KABC first went on the air on April 14, 1925 as KVFV. On November 15, 1929 the station was sold to Earle C. Anthony, a local car dealer who already owned KFI-AM 640. He owned it until the early 1940s, when FCC rules changes meant no entity could own more than one radio station. While he owned the station, Anthony changed the call letters to reflect his initials, KECA. ABC bought the station in 1944, changing the call letters to the present KABC in 1954.
KABC has been the base of operation for many influential radio hosts, including early talk controversialists Joe Pyne and Louis Lomax, Ira Fistel, Michael Jackson, whose talk show attracted celebrities, politicians, and newsmakers of all types, pioneering radio psychologists Dr. Toni Grant and David Viscott, and more recent syndicated hosts including Dennis Prager (now with NewsTalk 870 KRLA and the Salem Radio Network), John and Ken (on KFI before their stint on KABC and now currently back on KFI) and Larry Elder. In the 1980s, Jackson, Grant and Viscott were also heard nationwide on ABC Radio's Talkradio network.

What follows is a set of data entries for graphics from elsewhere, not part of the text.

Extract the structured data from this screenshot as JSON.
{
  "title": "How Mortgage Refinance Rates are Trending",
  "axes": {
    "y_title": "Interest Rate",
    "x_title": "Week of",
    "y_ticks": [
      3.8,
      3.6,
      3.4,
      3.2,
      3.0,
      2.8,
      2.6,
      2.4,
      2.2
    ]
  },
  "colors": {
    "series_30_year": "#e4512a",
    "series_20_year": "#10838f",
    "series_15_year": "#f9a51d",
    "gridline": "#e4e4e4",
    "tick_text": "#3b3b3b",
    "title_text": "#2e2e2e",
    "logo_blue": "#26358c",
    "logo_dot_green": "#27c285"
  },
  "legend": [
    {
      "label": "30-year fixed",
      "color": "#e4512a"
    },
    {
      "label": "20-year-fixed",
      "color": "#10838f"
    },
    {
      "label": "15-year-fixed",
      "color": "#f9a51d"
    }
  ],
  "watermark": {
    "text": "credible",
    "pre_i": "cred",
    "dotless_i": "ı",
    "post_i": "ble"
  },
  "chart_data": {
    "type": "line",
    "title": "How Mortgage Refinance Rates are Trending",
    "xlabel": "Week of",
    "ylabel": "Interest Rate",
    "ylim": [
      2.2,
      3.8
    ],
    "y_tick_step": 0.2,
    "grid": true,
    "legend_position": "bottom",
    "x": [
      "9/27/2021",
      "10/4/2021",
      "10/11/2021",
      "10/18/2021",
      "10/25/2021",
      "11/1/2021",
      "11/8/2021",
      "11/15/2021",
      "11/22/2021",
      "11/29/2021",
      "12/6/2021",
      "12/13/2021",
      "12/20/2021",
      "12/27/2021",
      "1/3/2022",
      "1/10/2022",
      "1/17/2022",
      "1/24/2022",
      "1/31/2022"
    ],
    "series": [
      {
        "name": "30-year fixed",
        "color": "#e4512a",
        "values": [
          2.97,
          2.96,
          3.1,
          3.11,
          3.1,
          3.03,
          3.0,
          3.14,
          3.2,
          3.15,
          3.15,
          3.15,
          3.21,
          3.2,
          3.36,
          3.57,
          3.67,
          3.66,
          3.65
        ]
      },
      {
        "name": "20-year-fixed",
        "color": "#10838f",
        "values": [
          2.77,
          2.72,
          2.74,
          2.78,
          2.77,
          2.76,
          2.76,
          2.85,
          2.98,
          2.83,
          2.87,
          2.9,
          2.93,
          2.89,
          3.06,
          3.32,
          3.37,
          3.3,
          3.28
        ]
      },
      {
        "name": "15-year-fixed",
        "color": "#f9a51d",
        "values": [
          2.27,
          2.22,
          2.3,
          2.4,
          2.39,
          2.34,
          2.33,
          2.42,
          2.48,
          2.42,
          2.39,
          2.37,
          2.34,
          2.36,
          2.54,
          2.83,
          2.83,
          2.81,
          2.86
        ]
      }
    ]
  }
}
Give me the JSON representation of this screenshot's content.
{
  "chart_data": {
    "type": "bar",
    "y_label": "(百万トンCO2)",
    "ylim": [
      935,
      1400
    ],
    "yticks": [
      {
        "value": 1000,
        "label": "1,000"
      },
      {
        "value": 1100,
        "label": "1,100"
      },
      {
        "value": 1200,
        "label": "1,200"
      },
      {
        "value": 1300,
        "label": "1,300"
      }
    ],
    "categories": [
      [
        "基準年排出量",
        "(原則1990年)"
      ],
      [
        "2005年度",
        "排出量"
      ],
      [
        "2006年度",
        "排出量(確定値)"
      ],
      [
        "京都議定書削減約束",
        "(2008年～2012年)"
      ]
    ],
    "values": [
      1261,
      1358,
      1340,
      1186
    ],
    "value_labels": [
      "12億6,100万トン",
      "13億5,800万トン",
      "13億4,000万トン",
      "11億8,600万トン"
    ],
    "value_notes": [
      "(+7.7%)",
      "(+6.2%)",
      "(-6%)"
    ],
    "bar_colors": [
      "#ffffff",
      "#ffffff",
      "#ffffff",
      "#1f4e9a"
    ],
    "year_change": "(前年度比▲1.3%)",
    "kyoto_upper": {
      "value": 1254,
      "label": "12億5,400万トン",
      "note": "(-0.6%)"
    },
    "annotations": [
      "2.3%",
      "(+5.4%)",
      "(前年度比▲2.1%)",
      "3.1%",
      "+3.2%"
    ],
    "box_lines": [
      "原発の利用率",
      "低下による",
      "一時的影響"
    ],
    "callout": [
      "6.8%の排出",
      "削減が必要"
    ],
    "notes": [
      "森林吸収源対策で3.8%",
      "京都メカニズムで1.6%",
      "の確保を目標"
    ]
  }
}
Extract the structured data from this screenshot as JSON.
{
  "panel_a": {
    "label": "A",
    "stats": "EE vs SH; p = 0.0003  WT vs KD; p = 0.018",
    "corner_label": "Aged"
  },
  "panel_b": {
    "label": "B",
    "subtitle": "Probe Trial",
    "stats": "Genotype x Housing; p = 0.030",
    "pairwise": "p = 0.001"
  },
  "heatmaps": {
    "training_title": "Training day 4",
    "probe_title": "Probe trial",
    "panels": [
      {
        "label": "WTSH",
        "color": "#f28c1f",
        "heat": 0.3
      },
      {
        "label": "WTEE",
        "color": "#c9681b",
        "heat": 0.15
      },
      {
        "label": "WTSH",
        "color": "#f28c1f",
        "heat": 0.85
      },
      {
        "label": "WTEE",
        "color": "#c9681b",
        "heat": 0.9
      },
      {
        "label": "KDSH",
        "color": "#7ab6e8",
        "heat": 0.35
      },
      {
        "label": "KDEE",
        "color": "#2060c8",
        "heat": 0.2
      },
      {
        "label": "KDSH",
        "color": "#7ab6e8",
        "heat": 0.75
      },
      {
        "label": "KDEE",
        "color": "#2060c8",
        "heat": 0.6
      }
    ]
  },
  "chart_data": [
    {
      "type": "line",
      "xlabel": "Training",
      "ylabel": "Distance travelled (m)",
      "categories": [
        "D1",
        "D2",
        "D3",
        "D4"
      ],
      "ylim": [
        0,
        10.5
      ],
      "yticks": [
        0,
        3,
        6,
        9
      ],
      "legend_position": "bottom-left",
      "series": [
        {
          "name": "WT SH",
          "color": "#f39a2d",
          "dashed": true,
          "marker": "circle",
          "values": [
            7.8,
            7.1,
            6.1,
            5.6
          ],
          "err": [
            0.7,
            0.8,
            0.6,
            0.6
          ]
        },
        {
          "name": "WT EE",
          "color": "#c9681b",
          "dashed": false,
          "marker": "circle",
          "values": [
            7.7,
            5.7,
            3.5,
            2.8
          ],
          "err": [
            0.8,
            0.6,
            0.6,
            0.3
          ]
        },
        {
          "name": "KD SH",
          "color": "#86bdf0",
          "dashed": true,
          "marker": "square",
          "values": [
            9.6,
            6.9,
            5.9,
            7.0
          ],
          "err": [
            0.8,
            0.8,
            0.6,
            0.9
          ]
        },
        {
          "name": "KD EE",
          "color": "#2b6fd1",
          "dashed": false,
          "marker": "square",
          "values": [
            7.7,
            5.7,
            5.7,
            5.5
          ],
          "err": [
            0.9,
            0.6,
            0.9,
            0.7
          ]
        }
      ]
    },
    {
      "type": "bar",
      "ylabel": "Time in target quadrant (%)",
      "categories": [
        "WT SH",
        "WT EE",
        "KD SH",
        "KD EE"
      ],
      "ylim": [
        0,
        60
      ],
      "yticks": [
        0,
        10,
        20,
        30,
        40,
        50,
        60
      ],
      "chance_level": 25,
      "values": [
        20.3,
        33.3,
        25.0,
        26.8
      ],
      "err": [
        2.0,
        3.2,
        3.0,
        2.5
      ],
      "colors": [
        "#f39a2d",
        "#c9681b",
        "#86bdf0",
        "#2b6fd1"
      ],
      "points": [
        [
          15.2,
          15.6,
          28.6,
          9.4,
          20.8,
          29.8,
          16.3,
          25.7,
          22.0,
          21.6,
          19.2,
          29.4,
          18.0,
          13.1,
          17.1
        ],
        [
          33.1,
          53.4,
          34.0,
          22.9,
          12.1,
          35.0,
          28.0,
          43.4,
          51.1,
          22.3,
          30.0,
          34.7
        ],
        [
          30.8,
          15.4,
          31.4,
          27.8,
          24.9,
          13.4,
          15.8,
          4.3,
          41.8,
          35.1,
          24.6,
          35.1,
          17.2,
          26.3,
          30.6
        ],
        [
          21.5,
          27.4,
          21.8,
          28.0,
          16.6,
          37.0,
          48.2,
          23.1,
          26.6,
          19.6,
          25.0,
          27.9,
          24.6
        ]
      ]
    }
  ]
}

From 1974-97, it was also the station of the Los Angeles Dodgers and their hall-of-fame broadcaster Vin Scully. In 2008, the Dodgers Radio Network will return to KABC.
Though still a prominent Los Angeles station, during the past decade KABC's ratings share has declined; it now consistently ranks behind KFI, the other major talk station in Los Angeles.
In April 2007, administrators at Academia Semillas del Pueblo (ASDP) in the El Sereno community of North East Los Angeles filed a defamation lawsuit against KABC 790 AM and Doug McIntyre, claiming that the host of "McIntyre in the Morning" "targeted the school for destruction because the children were Latino, the teachers were Latino, the principal director was Latino," as stated in the lawsuit. The lawsuit alleges that school employees received death threats and that the school was the target of a bomb threat because of McIntyre's extensive on-air criticism of the school, in which he accused ASDP of espousing a racist and separatist Anti-American philosophy.
On November 6, 2007, Los Angeles Superior Court Judge Ralph W. Dau took the case under submission, and it is currently pending in his courtroom.